Single-step Evaluation
Usage
syntheseus eval-single-step \
data_dir=[DATA_DIR] \
fold=[TRAIN, VAL or TEST] \
model_class=[MODEL_CLASS] \
model_dir=[MODEL_DIR]
The eval-single-step
command accepts further arguments to customize the evaluation; see BaseEvalConfig
in cli/eval_single_step.py
for the complete list.
The code will scan data_dir
looking for files matching *{train, val, test}.{jsonl, csv, smi}
and select the right data format based on the file extension. An error will be raised in case of ambiguity. Only the fold that was selected for evaluation has to be present.
Data format
The single-step evaluation script supports reaction data in one of three formats.
JSONL
Our internal format based on *.jsonl
files in which each line is a JSON representation of a single reaction, for example:
{"reactants": [{"smiles": "Cc1ccc(Br)cc1"}, {"smiles": "Cc1ccc(B(O)O)cc1"}], "products": [{"smiles": "Cc1ccc(-c2ccc(C)cc2)cc1"}]}
ReactionSample
object, so it can include additional metadata such as template information, while the reactants and products can include other fields accepted by the Molecule
object. The evaluation script will only use reactant and product SMILES to compute the metrics.
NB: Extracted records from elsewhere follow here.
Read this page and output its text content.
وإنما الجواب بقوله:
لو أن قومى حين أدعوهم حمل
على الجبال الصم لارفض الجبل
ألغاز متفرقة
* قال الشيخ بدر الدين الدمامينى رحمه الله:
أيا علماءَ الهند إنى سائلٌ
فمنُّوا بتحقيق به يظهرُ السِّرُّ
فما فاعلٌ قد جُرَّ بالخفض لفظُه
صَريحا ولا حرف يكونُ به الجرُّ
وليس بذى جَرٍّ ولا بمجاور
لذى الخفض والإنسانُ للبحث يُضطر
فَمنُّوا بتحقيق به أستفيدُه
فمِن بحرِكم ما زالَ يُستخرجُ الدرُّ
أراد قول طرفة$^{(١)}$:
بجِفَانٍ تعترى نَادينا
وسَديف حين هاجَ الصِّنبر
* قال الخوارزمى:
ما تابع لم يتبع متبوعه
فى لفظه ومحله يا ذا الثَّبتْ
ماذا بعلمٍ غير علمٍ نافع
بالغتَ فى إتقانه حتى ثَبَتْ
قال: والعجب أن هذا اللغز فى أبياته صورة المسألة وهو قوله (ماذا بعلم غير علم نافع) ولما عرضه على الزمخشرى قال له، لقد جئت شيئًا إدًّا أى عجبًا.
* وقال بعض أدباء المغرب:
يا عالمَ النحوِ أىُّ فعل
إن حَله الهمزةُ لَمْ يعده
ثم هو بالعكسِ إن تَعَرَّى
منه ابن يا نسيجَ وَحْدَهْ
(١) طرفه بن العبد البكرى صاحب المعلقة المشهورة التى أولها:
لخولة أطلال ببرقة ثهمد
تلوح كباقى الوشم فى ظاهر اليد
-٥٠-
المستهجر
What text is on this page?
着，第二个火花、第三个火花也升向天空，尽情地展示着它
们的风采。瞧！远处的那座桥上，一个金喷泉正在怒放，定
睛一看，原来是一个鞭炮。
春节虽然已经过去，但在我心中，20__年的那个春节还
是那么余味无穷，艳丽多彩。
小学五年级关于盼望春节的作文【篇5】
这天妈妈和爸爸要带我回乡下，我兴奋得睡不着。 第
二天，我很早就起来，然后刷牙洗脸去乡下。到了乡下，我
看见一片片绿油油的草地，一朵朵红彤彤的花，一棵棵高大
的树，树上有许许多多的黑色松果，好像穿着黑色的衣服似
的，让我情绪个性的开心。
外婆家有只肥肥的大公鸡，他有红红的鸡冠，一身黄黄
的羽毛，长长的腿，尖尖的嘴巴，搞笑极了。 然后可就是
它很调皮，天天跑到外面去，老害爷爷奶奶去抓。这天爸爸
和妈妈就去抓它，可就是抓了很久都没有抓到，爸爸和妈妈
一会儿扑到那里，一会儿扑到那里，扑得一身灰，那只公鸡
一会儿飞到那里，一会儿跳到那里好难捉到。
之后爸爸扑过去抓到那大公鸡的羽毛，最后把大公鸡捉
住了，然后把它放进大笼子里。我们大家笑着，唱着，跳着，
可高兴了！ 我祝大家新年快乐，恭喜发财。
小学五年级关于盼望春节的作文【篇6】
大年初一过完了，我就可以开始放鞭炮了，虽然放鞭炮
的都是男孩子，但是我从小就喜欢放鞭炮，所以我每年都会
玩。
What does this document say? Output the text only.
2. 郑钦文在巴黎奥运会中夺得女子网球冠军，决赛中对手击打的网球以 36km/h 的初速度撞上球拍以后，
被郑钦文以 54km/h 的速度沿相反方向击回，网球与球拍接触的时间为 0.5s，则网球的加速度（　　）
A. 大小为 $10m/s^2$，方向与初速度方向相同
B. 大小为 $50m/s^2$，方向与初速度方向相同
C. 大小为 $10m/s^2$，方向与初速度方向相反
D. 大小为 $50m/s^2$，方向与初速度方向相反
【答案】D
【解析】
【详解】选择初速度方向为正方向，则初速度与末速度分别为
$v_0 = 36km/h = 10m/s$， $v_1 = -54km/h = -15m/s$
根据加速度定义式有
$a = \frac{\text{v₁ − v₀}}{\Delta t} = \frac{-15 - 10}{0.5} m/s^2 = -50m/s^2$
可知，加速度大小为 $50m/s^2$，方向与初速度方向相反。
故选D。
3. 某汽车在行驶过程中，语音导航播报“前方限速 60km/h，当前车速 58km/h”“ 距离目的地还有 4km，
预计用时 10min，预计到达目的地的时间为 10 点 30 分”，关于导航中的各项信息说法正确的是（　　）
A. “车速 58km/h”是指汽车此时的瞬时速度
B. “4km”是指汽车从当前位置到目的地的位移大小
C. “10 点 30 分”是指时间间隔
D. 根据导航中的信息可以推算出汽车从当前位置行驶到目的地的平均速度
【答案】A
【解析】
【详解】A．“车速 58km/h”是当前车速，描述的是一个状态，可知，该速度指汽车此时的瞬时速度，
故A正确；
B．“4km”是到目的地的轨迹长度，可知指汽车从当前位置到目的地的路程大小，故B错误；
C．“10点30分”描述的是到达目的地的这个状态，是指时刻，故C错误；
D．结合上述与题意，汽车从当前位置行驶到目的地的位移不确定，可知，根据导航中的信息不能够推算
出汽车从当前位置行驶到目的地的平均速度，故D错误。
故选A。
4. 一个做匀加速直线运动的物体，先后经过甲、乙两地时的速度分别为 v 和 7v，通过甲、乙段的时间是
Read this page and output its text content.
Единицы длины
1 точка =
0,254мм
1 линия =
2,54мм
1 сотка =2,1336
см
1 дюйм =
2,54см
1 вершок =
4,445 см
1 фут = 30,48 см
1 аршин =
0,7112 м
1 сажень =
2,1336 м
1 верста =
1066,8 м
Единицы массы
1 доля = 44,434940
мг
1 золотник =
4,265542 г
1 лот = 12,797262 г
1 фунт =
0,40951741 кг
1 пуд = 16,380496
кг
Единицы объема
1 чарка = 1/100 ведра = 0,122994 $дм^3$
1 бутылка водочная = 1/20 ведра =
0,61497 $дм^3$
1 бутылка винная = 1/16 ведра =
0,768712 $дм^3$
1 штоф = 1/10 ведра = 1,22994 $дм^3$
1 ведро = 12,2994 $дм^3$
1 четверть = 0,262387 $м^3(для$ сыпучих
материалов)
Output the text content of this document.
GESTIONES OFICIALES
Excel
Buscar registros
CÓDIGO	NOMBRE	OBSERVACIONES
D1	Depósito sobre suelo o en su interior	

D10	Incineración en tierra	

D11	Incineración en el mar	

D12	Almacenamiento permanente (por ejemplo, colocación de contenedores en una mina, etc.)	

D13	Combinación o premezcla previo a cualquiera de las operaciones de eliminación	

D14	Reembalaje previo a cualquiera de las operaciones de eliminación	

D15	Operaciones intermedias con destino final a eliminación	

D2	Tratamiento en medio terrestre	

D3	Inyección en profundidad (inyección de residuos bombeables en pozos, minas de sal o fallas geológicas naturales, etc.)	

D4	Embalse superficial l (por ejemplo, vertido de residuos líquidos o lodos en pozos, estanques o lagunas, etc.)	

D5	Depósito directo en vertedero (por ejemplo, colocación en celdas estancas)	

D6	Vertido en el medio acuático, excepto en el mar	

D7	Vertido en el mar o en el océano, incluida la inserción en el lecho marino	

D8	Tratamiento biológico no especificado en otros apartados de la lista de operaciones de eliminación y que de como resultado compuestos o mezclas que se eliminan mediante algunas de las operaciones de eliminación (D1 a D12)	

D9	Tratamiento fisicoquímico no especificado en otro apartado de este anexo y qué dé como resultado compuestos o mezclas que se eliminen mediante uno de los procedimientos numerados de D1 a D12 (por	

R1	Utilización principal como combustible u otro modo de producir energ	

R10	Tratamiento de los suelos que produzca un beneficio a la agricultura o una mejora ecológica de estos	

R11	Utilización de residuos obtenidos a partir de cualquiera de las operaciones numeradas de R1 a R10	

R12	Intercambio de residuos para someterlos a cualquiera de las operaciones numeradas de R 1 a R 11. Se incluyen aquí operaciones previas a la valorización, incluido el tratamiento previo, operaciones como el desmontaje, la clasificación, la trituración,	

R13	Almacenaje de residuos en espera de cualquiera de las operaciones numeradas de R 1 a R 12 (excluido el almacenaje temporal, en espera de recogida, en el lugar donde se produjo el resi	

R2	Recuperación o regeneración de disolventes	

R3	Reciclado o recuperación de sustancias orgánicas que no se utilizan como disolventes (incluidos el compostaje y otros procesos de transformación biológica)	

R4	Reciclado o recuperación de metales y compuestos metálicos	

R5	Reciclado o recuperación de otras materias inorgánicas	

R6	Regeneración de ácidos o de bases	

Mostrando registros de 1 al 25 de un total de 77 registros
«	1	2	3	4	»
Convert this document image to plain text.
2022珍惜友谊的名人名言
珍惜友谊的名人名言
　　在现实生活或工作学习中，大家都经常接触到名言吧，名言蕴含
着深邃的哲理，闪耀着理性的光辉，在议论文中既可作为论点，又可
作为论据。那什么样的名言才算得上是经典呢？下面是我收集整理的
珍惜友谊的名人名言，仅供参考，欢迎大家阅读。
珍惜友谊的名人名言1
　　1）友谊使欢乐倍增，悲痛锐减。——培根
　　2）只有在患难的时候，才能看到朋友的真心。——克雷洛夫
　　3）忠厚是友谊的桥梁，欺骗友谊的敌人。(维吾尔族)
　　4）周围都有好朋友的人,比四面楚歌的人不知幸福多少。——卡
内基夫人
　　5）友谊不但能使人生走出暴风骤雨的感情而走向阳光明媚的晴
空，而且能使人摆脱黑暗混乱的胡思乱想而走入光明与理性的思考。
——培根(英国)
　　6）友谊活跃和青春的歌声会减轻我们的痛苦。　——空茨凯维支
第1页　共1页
Unlike the other formats below, reactants and products in this format are assumed to be already stripped of atom mapping, which leads to slightly faster data loading as that avoids extra calls to rdkit
.
CSV
This format is based on *.csv
files and is commonly used to store raw USPTO data, e.g. as released by Dai et al.:
id,class,reactants>reagents>production
ID,UNK,[cH:1]1[cH:2][c:3]([CH3:4])[cH:5][cH:6][c:7]1Br.B(O)(O)[c:8]1[cH:9][cH:10][c:11]([CH3:12])[cH:13][cH:14]1>>[cH:1]1[cH:2][c:3]([CH3:4])[cH:5][cH:6][c:7]1[c:8]2[cH:14][cH:13][c:11]([CH3:12])[cH:10][cH:9]2
The evaluation script will look for the reactants>reagents>production
column to extract the reaction SMILES, which are stripped of atom mapping and canonicalized before being fed to the model.
SMILES
The most compact format is to list reaction SMILES line-by-line in a *.smi
file:
[cH:1]1[cH:2][c:3]([CH3:4])[cH:5][cH:6][c:7]1Br.B(O)(O)[c:8]1[cH:9][cH:10][c:11]([CH3:12])[cH:13][cH:14]1>>[cH:1]1[cH:2][c:3]([CH3:4])[cH:5][cH:6][c:7]1[c:8]2[cH:14][cH:13][c:11]([CH3:12])[cH:10][cH:9]2
The data will be handled in the same way as for the CSV format, i.e. it will only be fed into model after removing atom mapping and canonicalization.